Durante los años siguientes, empiezan a aparecer distintas herramientas que profundizan esta tendencia. Surgen las primeras marcas de bronceadores con campañas que invitan a tener una piel bronceada y bonita. El recorrido hasta nuestros días se resume así:
* En los años 50 el aceite de bebé se convierte en el bronceador más usado por los amantes del sol.
* En la década siguiente, la fiebre del surf, la playa y el estilo de vida alrededor de los surfistas influye en los jóvenes que imitan moda, música y piel bronceada. La manteca de cacao, más cremosa y humectante que el aceite de bebé, se convierte en el nuevo bronceador favorito.
* Durante los 70 aparecen las primeras camas de bronceado y el actor George Hamilton se convierte en el primer Drácula bronceado de la historia.
* A partir de los 80, aparecen múltiples marcas cosméticas con productos específicos para el sol: autobronceadores, aceleradores del bronceado, protectores solares, after sun, entre otros.
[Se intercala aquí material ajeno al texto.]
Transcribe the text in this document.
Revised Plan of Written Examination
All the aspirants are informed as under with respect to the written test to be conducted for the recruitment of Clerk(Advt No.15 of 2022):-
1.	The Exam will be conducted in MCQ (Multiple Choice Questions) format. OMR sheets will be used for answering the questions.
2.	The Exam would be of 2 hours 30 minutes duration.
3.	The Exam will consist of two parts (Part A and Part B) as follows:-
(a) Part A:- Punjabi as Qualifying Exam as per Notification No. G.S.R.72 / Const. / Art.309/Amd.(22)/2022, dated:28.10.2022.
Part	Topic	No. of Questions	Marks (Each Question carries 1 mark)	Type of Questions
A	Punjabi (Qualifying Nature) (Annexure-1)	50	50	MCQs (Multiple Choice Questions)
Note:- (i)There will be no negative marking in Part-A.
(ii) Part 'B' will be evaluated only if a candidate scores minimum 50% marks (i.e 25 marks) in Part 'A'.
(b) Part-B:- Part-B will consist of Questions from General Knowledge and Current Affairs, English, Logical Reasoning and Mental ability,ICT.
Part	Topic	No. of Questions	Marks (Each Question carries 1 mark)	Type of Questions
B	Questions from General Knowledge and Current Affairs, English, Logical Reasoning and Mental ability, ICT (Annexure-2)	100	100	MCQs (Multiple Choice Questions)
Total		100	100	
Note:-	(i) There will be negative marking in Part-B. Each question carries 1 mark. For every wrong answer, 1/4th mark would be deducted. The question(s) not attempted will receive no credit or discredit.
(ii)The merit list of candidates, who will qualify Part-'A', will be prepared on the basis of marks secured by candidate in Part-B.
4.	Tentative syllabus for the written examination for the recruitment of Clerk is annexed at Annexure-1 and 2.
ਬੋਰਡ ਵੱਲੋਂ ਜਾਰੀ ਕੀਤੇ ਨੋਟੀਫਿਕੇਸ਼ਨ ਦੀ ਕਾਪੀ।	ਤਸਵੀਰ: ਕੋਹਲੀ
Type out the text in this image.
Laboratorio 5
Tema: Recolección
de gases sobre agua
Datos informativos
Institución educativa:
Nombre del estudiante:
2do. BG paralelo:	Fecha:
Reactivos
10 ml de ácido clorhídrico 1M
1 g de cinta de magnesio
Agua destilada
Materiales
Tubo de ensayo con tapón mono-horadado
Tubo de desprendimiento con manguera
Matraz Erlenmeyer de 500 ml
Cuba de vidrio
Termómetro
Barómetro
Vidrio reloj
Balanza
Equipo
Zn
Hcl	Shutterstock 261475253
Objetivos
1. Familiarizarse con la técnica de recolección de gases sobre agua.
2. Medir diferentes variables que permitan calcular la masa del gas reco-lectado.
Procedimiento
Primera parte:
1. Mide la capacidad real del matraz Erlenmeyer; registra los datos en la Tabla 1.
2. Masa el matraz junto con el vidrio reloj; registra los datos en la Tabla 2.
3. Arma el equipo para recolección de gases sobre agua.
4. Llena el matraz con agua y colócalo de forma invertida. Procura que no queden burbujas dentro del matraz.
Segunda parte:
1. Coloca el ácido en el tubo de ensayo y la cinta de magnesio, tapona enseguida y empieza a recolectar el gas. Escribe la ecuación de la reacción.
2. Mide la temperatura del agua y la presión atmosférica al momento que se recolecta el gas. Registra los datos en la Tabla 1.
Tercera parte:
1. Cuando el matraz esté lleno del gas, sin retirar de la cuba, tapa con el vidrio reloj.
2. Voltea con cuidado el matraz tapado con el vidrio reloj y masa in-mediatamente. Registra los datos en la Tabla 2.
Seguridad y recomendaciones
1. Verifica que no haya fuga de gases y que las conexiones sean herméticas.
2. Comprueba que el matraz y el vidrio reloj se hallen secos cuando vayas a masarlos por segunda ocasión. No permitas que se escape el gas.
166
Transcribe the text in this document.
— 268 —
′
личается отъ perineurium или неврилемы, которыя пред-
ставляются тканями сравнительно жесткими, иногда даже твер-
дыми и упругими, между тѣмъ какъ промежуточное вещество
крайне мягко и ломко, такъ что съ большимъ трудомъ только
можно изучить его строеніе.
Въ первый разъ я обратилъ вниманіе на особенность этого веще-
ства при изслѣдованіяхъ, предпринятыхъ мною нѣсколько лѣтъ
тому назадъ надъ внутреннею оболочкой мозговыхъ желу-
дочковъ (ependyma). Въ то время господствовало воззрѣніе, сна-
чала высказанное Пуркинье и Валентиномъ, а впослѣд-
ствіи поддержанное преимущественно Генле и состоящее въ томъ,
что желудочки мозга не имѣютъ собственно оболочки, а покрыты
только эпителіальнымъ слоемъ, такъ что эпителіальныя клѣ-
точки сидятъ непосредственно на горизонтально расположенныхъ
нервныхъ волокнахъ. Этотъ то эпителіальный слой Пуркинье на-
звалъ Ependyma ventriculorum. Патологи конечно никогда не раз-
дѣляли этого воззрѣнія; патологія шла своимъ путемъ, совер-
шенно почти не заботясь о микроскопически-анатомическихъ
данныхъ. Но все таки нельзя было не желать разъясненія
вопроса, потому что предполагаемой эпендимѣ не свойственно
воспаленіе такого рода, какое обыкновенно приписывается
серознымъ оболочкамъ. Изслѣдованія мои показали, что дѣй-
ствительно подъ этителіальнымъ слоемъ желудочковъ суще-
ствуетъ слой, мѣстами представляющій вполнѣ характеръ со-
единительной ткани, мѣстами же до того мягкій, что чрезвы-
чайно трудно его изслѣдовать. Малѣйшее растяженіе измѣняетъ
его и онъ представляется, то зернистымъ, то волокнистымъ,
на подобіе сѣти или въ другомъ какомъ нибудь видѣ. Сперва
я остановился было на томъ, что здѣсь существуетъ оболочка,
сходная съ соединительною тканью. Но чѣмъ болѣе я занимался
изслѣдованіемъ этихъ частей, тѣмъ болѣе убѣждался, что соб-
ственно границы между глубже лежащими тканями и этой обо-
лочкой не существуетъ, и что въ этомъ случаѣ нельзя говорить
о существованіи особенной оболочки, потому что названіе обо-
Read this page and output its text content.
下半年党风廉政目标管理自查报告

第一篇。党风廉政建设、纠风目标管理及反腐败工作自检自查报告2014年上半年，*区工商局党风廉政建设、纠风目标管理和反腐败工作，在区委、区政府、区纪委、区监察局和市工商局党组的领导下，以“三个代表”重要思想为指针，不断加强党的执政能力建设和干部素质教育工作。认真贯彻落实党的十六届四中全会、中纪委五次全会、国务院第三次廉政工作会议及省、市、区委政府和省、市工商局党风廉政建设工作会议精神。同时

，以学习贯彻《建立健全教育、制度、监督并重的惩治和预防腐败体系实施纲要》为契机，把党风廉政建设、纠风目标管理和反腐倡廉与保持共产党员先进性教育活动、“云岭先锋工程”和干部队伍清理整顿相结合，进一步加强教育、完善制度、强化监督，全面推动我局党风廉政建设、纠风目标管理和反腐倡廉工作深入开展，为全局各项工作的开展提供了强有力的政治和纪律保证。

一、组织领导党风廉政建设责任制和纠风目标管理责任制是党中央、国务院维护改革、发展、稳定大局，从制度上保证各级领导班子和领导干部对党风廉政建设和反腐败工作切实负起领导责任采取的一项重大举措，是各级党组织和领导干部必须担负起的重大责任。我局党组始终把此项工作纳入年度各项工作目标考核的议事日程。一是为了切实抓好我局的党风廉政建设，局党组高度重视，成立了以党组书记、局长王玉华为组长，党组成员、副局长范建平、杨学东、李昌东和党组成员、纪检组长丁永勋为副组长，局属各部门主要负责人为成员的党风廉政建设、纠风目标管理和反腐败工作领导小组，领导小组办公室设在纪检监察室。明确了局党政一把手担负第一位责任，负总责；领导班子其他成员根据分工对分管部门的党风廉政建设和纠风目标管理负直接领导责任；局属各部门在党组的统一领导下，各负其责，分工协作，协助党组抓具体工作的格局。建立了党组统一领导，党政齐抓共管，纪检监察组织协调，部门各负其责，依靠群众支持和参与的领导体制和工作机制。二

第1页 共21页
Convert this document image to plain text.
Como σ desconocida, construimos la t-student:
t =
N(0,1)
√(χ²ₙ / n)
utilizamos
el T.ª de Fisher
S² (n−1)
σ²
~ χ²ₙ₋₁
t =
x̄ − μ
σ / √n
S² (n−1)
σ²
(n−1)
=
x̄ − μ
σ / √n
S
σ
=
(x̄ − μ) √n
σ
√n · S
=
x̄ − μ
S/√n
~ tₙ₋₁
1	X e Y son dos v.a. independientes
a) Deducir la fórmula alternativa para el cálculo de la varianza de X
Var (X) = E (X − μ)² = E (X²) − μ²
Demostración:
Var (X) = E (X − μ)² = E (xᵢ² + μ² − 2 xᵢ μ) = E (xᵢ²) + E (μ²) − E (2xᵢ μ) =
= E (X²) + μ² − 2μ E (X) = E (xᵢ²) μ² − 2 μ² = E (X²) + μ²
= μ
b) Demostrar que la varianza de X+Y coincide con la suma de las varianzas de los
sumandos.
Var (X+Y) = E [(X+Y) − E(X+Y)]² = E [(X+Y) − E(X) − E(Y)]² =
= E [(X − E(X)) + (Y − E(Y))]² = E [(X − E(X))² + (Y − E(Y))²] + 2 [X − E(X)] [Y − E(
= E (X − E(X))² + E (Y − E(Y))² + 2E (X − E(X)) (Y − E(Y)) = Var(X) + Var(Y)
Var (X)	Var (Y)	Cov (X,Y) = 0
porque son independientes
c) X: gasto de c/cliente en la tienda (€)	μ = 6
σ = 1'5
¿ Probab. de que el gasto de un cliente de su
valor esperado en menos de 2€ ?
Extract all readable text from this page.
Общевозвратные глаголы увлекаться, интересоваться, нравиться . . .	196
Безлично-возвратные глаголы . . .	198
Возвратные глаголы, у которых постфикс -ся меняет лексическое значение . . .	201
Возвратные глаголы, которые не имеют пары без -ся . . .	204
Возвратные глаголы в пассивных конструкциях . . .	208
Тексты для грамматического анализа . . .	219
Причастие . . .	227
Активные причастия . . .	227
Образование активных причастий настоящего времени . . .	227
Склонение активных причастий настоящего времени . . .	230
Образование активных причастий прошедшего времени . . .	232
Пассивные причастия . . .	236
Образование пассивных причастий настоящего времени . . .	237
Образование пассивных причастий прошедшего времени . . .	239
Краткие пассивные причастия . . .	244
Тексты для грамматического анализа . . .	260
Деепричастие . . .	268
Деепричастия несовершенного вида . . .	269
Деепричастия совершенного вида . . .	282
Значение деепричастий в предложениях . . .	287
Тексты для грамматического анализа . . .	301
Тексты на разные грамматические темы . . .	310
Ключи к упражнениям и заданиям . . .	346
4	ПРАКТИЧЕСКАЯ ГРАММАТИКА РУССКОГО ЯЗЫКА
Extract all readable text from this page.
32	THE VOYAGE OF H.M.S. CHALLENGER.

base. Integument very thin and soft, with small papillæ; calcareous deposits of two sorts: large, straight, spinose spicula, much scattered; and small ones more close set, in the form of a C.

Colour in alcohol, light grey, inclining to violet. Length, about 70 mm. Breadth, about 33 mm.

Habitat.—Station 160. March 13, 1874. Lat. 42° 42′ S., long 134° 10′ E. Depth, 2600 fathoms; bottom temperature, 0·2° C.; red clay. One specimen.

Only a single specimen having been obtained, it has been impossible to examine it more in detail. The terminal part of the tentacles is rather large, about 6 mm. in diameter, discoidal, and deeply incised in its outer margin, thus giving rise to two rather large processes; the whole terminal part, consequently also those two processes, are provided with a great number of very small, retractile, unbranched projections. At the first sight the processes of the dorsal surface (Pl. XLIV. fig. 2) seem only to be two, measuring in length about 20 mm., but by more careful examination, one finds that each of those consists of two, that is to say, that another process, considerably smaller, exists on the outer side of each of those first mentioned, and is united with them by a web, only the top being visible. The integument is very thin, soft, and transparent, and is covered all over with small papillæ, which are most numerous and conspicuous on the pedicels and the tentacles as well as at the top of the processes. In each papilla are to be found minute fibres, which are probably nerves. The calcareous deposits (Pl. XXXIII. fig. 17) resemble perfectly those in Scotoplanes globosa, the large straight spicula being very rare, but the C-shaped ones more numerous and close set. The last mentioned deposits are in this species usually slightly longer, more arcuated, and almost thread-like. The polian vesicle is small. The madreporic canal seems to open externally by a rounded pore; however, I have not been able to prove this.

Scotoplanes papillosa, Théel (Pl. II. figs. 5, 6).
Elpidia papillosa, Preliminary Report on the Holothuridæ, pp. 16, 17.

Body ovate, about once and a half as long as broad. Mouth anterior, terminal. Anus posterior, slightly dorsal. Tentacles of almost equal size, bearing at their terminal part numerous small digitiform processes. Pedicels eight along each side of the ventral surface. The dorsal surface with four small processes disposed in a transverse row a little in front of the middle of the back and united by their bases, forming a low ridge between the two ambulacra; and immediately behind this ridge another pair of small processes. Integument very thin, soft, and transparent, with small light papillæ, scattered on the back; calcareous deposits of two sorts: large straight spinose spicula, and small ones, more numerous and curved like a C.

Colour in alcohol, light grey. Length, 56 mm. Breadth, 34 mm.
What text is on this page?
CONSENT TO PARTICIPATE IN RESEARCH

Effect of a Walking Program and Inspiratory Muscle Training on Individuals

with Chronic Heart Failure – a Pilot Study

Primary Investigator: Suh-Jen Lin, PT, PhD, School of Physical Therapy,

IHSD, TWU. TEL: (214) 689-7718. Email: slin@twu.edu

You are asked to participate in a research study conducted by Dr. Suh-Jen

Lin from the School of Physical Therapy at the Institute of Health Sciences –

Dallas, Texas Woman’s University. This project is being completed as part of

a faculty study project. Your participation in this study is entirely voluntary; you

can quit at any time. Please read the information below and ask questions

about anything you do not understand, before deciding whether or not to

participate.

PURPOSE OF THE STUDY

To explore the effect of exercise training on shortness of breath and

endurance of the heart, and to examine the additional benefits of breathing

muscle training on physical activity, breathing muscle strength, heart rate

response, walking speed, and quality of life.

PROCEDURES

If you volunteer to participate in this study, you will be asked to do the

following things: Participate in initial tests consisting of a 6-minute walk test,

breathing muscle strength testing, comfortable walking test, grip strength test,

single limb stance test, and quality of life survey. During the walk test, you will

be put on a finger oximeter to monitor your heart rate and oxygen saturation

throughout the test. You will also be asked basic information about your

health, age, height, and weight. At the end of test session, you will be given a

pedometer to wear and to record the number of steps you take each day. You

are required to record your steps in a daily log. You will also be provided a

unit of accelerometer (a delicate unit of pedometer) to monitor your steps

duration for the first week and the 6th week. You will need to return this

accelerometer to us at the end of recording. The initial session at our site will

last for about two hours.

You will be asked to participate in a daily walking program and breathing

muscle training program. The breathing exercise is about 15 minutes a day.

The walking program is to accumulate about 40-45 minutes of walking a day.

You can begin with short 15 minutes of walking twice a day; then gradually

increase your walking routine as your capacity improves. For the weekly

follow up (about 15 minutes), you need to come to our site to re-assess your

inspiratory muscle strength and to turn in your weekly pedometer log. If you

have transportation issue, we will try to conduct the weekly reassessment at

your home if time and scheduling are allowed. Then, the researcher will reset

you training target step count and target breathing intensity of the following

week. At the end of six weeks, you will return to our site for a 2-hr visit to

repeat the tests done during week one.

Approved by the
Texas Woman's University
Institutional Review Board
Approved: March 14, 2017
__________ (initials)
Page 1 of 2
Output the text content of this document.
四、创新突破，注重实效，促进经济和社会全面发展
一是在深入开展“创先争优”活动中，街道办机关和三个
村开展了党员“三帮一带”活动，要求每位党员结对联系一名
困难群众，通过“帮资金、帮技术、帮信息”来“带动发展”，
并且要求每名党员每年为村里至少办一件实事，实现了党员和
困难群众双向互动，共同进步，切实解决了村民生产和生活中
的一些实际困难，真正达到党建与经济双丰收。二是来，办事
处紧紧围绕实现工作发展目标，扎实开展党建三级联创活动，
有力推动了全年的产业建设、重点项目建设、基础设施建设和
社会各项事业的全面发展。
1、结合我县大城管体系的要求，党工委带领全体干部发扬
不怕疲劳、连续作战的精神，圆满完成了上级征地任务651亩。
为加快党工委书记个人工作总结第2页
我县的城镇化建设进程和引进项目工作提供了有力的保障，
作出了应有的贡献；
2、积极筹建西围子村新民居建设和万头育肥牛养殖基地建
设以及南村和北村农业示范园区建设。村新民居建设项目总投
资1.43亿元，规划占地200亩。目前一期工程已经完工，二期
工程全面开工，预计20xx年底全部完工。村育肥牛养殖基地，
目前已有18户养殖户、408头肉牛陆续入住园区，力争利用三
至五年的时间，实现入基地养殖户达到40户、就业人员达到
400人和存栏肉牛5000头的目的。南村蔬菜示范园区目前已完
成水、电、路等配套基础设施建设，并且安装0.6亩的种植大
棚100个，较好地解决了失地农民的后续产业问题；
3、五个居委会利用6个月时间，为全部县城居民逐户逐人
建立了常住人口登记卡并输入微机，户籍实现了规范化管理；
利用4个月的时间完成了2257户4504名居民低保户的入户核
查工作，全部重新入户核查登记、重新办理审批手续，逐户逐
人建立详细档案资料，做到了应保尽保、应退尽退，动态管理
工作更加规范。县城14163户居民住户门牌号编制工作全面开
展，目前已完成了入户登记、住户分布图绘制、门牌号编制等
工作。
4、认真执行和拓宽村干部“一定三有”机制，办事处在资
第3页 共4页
En nuestros días, se nos advierte sobre los riesgos de tomar el sol sin protección y aparecen campañas de concientización a nivel global. Parece que nada nos detiene porque seguimos haciendo lo que nos hace mal. Algunas actrices de Hollywood como Nicole Kidman, Anne Hathaway y Kristen Stewar, se caracterizan por su piel blanca y nunca las vimos con bronceados despampanantes. Las tres concuerdan en que las mujeres que lucen blancas pueden ser igual de bellas y, además, tener una piel más joven y sana. ¿Lograremos en algún momento aceptar lo que nos toca y sentirnos bien con eso que tenemos o seguiremos exponiéndonos a más técnicas y/o tratamientos que tengan consecuencias aún peores?